O nunca se sabe, ya que podría ser la caricatura irreconocible garabateada por sectores convocados al azar para fines de hacer micos y pericos de la actual Constitución, pese a que un documento jurídico tan superior en jerarquía, solo es posible en momentos muy especiales del devenir histórico de los países, cuando hay unánime expresión popular para ello, bien después de una revolución que da al traste con el statu quo, o cuando se rompe el Estado de Derecho y debe restaurarse, o bien como partida de nacimiento de las naciones que requieren un marco jurídico constitutivo, tal como magistralmente lo precisa el abate Emmanuel Sieyés, padre del Derecho Constitucional: “Una Constitución supone ante todo un poder constituyente”.
O para mejor proveer la definición que ofrece el jurista Carlos Sánchez Viamonte del poder constituyente: “como la soberanía originaria extraordinaria, suprema y directa en cuyo ejercicio la sociedad política se identifica para crearle sus órganos de expresión necesaria y continua”.

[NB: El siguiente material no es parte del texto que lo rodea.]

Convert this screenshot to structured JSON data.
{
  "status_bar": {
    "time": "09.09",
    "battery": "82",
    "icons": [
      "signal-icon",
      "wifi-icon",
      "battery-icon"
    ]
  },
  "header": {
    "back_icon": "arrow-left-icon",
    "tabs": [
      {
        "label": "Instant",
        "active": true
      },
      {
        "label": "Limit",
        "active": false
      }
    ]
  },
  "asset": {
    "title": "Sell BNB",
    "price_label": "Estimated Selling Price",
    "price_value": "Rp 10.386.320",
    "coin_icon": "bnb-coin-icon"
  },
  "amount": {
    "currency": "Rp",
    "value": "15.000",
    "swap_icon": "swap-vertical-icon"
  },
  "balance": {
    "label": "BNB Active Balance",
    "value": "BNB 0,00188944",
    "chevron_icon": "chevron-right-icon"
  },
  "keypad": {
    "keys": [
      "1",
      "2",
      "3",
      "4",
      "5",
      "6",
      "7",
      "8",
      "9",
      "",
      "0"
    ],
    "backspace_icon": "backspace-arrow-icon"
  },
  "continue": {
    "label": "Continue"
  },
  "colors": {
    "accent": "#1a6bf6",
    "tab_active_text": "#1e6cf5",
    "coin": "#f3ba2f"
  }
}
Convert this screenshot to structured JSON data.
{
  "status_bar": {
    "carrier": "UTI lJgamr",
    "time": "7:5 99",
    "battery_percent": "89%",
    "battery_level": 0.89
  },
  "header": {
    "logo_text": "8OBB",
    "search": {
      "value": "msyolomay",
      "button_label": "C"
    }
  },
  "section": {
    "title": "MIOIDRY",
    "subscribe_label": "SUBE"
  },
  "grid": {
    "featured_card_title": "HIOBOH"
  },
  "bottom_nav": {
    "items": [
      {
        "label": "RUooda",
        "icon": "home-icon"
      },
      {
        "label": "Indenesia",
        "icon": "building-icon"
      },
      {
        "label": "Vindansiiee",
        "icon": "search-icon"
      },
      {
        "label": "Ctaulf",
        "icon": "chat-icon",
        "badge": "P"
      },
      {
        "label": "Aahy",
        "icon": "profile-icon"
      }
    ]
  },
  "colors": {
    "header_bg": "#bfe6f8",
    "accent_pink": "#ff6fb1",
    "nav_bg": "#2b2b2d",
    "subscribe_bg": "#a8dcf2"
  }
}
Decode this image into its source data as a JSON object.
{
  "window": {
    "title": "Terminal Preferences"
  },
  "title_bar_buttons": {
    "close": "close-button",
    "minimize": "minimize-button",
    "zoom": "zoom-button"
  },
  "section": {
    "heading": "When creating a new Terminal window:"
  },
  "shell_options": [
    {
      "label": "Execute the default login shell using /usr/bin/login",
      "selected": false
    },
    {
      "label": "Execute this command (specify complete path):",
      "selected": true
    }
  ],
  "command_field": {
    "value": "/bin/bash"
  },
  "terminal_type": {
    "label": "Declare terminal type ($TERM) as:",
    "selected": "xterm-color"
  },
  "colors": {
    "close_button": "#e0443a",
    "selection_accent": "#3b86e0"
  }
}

Explica que, “es soberanía originaria porque es su primera manifestación de soberanía y da origen al orden jurídico; extraordinaria, porque a diferencia de los poderes del gobierno, que son ordinarios y permanentes, el poder constituyente solo actúa cuando es necesario dictar una constitución o reformarla y cesa cuando ha llenado su cometido; suprema porque es superior a toda otra manifestación de autoridad, desde que crea o constituye los poderes constituidos, determina su naturaleza, organiza su funcionamiento y fija sus límites; directa, porque según la doctrina que inspiró su creación, su ejercicio requiere la intervención directa del pueblo por medio del referéndum o el plebiscito”.
O si lo anterior no fuese suficiente leamos a Jorge Xifra Heras en su texto de Derecho Constitucional: “El poder constituyente refleja la más genuina expresión de la actividad política. Se exterioriza en las decisiones fundamentales aptas para crear e imponer originariamente un orden jurídico nuevo.
Es la voluntad espontánea, excepcional, eficaz, que plasma en el derecho una concepción del Estado”. (Fin de las citas). De allí que en las circunstancias actuales –aparte que el Estado de Derecho ya está constituido y operando– es imposible sacar de la manga de la camisa una nueva Constitución, y menos en las condiciones políticas de estrechez en la que estamos, ya que ello presupone el rompimiento del orden constitucional.
Cabría, sin embargo, reformas a la actual Constitución, de acuerdo al procedimiento que ella misma establece. Dios quiera no resulten con otros disparates como varios que le han metido después de tanto manoseo, que la hagan perder la armonía y la consistencia que requiere todo texto jurídico. Pero hasta allí no más. Aunque como aquí las cosas son de otra forma –funcionan patas arriba– la Constitución junto a la vastedad de tratadistas de derecho constitucional que ilustran sobre la doctrina, son culpables de que la carta fundamental no contenga un procedimiento para su inmolación, que permita evaporarla y sustituirla por nuevos proyectos de Constitución elaborados al gusto de grupos de interés.